Shalom Rackovsky, PhD
- PROFESSORIAL LECTURER | Pharmacological Sciences
BA, Yeshiva University
PhD, Massachusetts Institute of Technology
We are interested in computational proteomics and protein bioinformatics. We have a special interest in the ways in which folding information is encoded in protein sequences, and in the development of methods for utilizing that information.A number of projects are active in the group at the moment.Our research is mathematical and computational in nature, and we use a wide range of analytic and algorithmic techniques.
Detection of architecture signals in protein sequences.
It was long believed that structural similarity between proteins implied an evolutionary relationship. In recent years, however, it has become clear that proteins which exhibit no discernible sequence relationship can assume the same fold. This is perhaps the deepest observation in protein science, because it demonstrates that we don't actually understand the sequence signals which determine protein architecture. We have developed new methods to isolate the signals which determine architecture, using methods of signal processing to study groups of proteins which are unrelated by sequence, but assume the same architecture. Significant periodic signals have been detected, and we are studying their relationship to the distribution of amino acid physical properties in sequences.
Development and optimization of reduced aminio acid alphabets
Reduced amino acid alphabets are an important bioinformatic tool. They are used both explicitly, in folding studies, and implicitly, in homology searches and fold identification studies. The use of reduced alphabets improves database statistics, but eliminates information inherent in the complete sequence. One can therefore ask whether it is possible to construct reduced alphabets which retain the maximum possible amount of structural information. We have shown that this can be done, and other investigators have shown that the alphabets we developed do indeed give greatly improved results in structural homology searches. We are developing reduced alphabets which optimally encode other types of information, and developing uses for the resulting alphabets in various informatic applications.

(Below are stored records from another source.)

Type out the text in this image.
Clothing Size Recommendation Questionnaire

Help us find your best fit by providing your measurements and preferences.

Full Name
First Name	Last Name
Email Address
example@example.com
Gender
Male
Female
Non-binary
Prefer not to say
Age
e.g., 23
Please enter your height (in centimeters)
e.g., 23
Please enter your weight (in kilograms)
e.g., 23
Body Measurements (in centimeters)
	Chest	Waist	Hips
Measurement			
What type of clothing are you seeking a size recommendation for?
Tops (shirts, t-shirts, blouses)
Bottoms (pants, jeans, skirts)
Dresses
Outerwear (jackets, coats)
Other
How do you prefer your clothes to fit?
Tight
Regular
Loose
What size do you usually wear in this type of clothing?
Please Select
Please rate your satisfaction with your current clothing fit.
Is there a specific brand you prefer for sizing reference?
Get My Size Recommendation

Alignment-free methods for protein homology identification.
Identification of homologs to a protein sequence of interest is one of the basic tasks in bioinformatics. Standard methods make use of sequence alignments, which have certain intrinsic disadvantages.
- Insertions and deletions are accounted for by gap penalty functions which are arbitrary, and have no visible physical basis.
- The alignment of multiple sequences simultaneously is an NP-hard problem, and therefore large groups of sequences can only be aligned using approximations.
We are developing methods for detecting sequence similarity which require no alignment, and which are optimized to detect structural similarity. These methods make use of the optimized reduced alphabets we have developed, and of sequence comparison methods using N-gram distributions, based on methods we have used previously in protein structure comparisons.
Solis AD, Rackovsky S. Property-based sequence representations do not adequately encode local protein folding information. Proteins 2007 Jun 1; 67(4): 785-788.
Solis AD, Rackovsky S. Improvement of statistical potentials and threading score functions using information maximization. Proteins 2006 Mar 1; 62(4): 892-908.
Rackovsky S. Characterization of architecture signals in proteins. J Phys Chem B Condens Matter Mater Surf Interfaces Biophys 2006 Sept 28; 110(38): 18771-18778.